Sayın Başkan, değerli milletvekilleri; aslında yapılması gerekenleri anlamak için tarımda başarılı olan gelişmiş ülkelerde yapılanlara ve tarımsal desteklere bakmak gerekmektedir. Avrupa Birliği ülkelerinde tarımsal destekler millî hasılanın yüzde 1 ila 2'si arasında olması gerekir; Türkiye'de bu oran -biraz önce söylediğim gibi- maalesef yüzde 1'in altında kalmıştır. Mesela, Amerika'da 2018 yılında kabul edilen çiftlik yasasıyla tarım, gıda ve ilgili endüstrilerinin gayrisafi yurt içi hasılaya katkısı 2023 yılı itibarıyla 1,5 trilyon dolar olmuştur.

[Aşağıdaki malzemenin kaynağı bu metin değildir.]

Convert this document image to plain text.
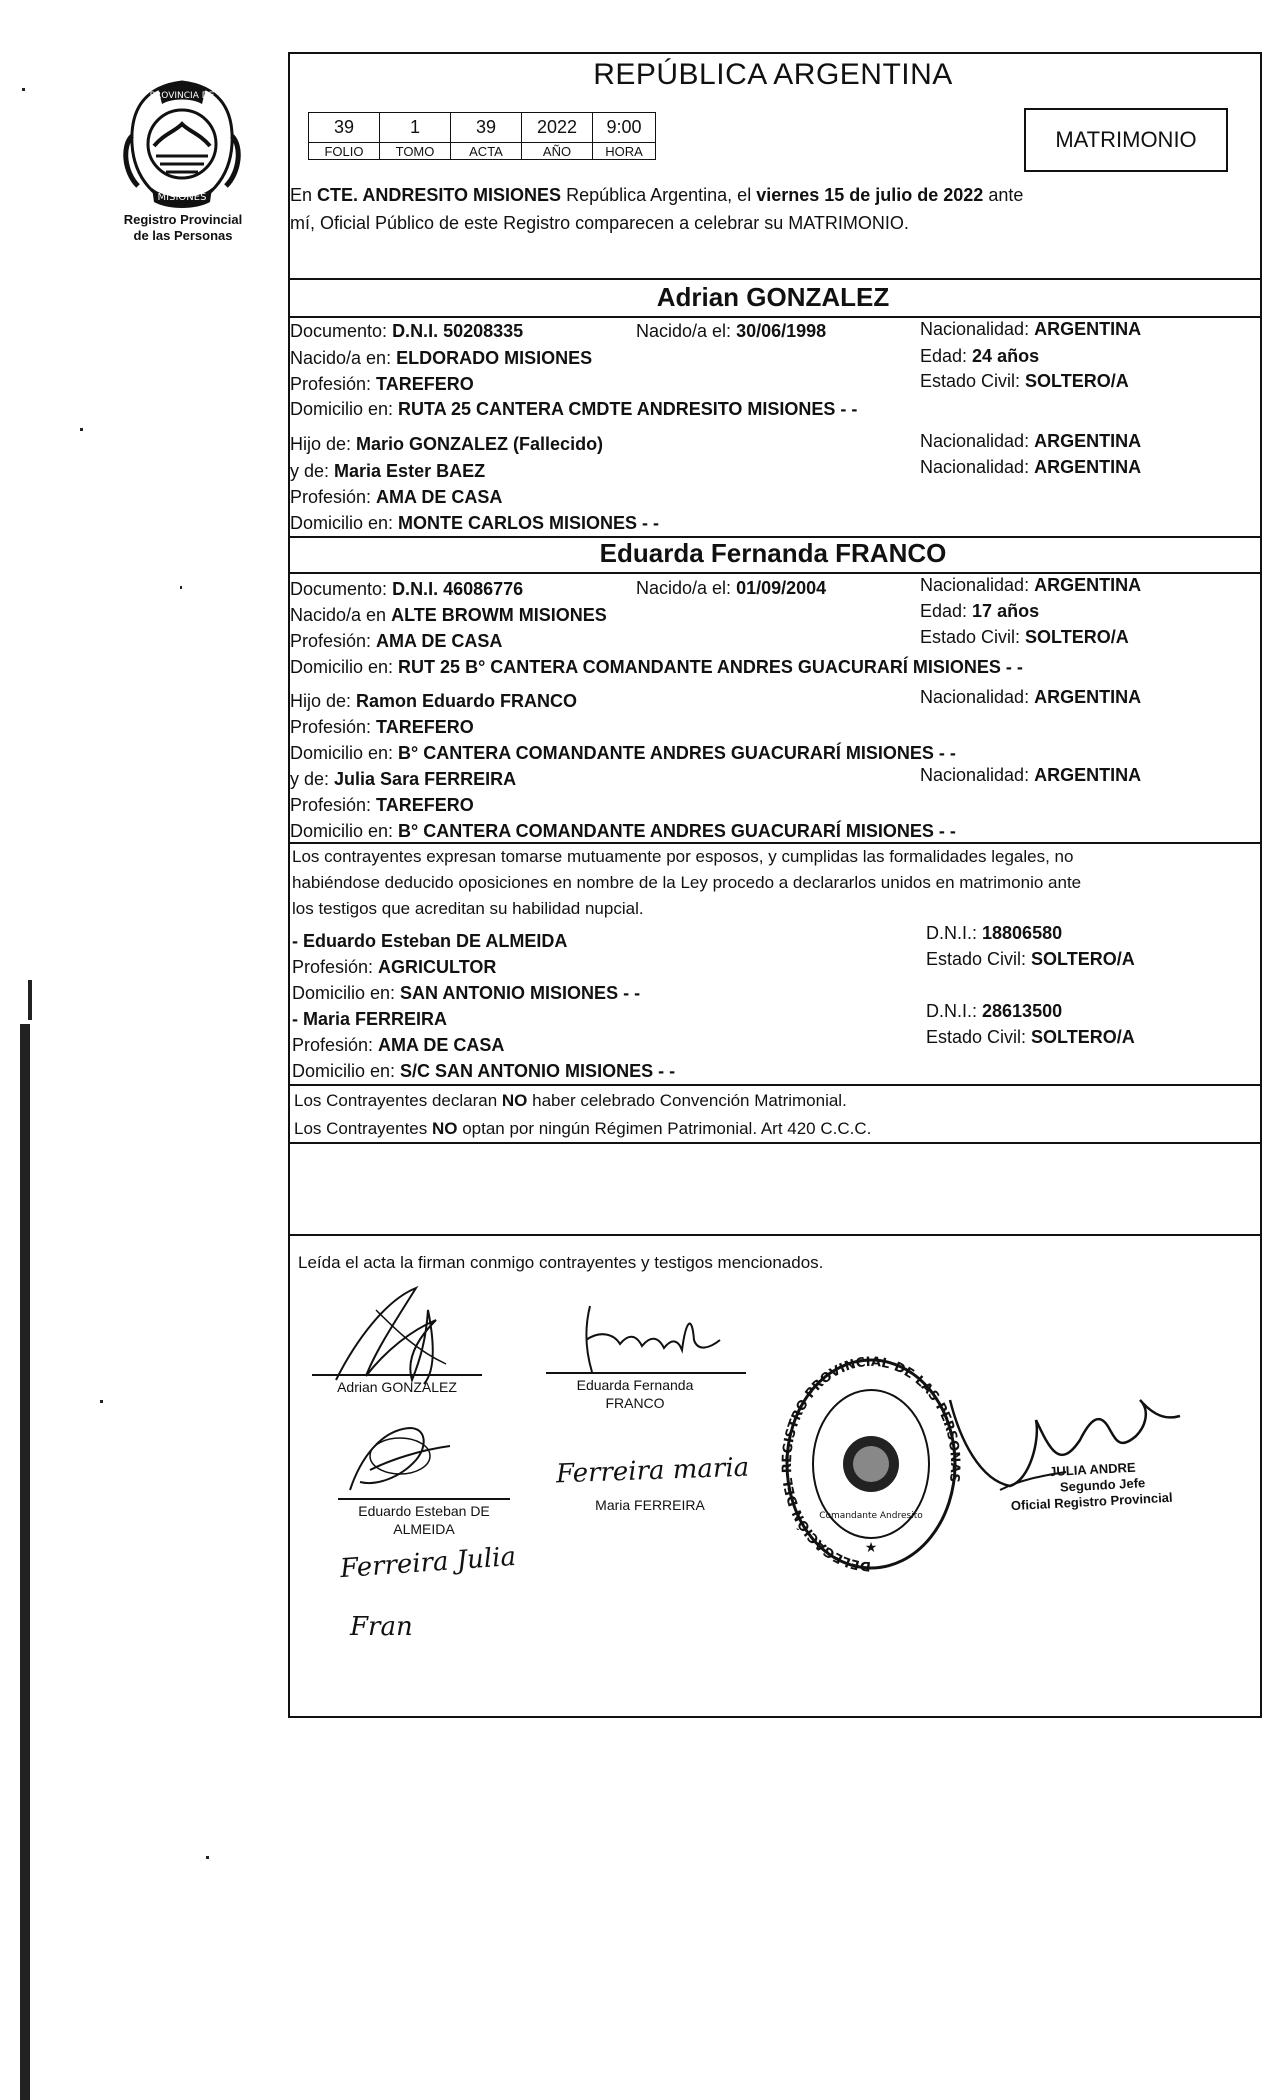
PROVINCIA DE
MISIONES
Registro Provincial
de las Personas
REPÚBLICA ARGENTINA
39	1	39	2022	9:00
FOLIO	TOMO	ACTA	AÑO	HORA	MATRIMONIO
En CTE. ANDRESITO MISIONES República Argentina, el viernes 15 de julio de 2022 ante
mí, Oficial Público de este Registro comparecen a celebrar su MATRIMONIO.
Adrian GONZALEZ
Documento: D.N.I. 50208335	Nacido/a el: 30/06/1998	Nacionalidad: ARGENTINA
Nacido/a en: ELDORADO MISIONES	Edad: 24 años
Profesión: TAREFERO	Estado Civil: SOLTERO/A
Domicilio en: RUTA 25 CANTERA CMDTE ANDRESITO MISIONES - -
Hijo de: Mario GONZALEZ (Fallecido)	Nacionalidad: ARGENTINA
y de: Maria Ester BAEZ	Nacionalidad: ARGENTINA
Profesión: AMA DE CASA
Domicilio en: MONTE CARLOS MISIONES - -
Eduarda Fernanda FRANCO
Documento: D.N.I. 46086776	Nacido/a el: 01/09/2004	Nacionalidad: ARGENTINA
Nacido/a en ALTE BROWM MISIONES	Edad: 17 años
Profesión: AMA DE CASA	Estado Civil: SOLTERO/A
Domicilio en: RUT 25 B° CANTERA COMANDANTE ANDRES GUACURARÍ MISIONES - -
Hijo de: Ramon Eduardo FRANCO	Nacionalidad: ARGENTINA
Profesión: TAREFERO
Domicilio en: B° CANTERA COMANDANTE ANDRES GUACURARÍ MISIONES - -
y de: Julia Sara FERREIRA	Nacionalidad: ARGENTINA
Profesión: TAREFERO
Domicilio en: B° CANTERA COMANDANTE ANDRES GUACURARÍ MISIONES - -
Los contrayentes expresan tomarse mutuamente por esposos, y cumplidas las formalidades legales, no
habiéndose deducido oposiciones en nombre de la Ley procedo a declararlos unidos en matrimonio ante
los testigos que acreditan su habilidad nupcial.
- Eduardo Esteban DE ALMEIDA	D.N.I.: 18806580
Profesión: AGRICULTOR	Estado Civil: SOLTERO/A
Domicilio en: SAN ANTONIO MISIONES - -
- Maria FERREIRA	D.N.I.: 28613500
Profesión: AMA DE CASA	Estado Civil: SOLTERO/A
Domicilio en: S/C SAN ANTONIO MISIONES - -
Los Contrayentes declaran NO haber celebrado Convención Matrimonial.
Los Contrayentes NO optan por ningún Régimen Patrimonial. Art 420 C.C.C.
Leída el acta la firman conmigo contrayentes y testigos mencionados.
Adrian GONZALEZ	Eduarda Fernanda
FRANCO
Eduardo Esteban DE
ALMEIDA
Ferreira maria
Maria FERREIRA
Ferreira Julia
Fran
DELEGACIÓN DEL REGISTRO PROVINCIAL DE LAS PERSONAS
Comandante Andresito
★
JULIA ANDRE
Segundo Jefe
Oficial Registro Provincial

Ayrıca, Amerika'da istihdam edilen tarım ve gıda çalışanlarının sayısı 22 milyonun üzerindedir. Bu da Amerika'daki toplam istihdamın yüzde 10'unu oluşturmaktadır. Avrupa Birliği ise uzun vadeli bütçesinin üçte 1'ini yani yaklaşık 400 milyar avroyu ortak tarım politikalarını desteklemek için ayırmıştır. Gelişmiş ülkelerde tarıma ayrılan bütçeler yalnızca çiftçiyi desteklemek için değil, aynı zamanda sürdürülebilir tarım uygulamalarını yaygınlaştırmak, doğal kaynakları korumak ve yenilikçi tarım teknolojilerini teşvik etmek için kullanılmaktadır. İşte, bu sebeple, Avrupa Birliği ve diğer gelişmiş ülkelerden tarım ürünleri ithal eder hâle geldik. Bugün Yunanistan'tan pamuk alıyoruz, Amerika Birleşik Devletleri'nden pamuk alıyoruz, soya fasulyesi satın alıyoruz. Buradan şu sonuç çıkmaktadır: Gelişmiş ülkeler tarıma çok büyük önem vermekte ve gelecekleri için tarım sektörlerini desteklemektedirler. Ülkemizde de bu anlayış benimsenerek tarım politikalarının yeniden şekillendirilmesi gerekmektedir.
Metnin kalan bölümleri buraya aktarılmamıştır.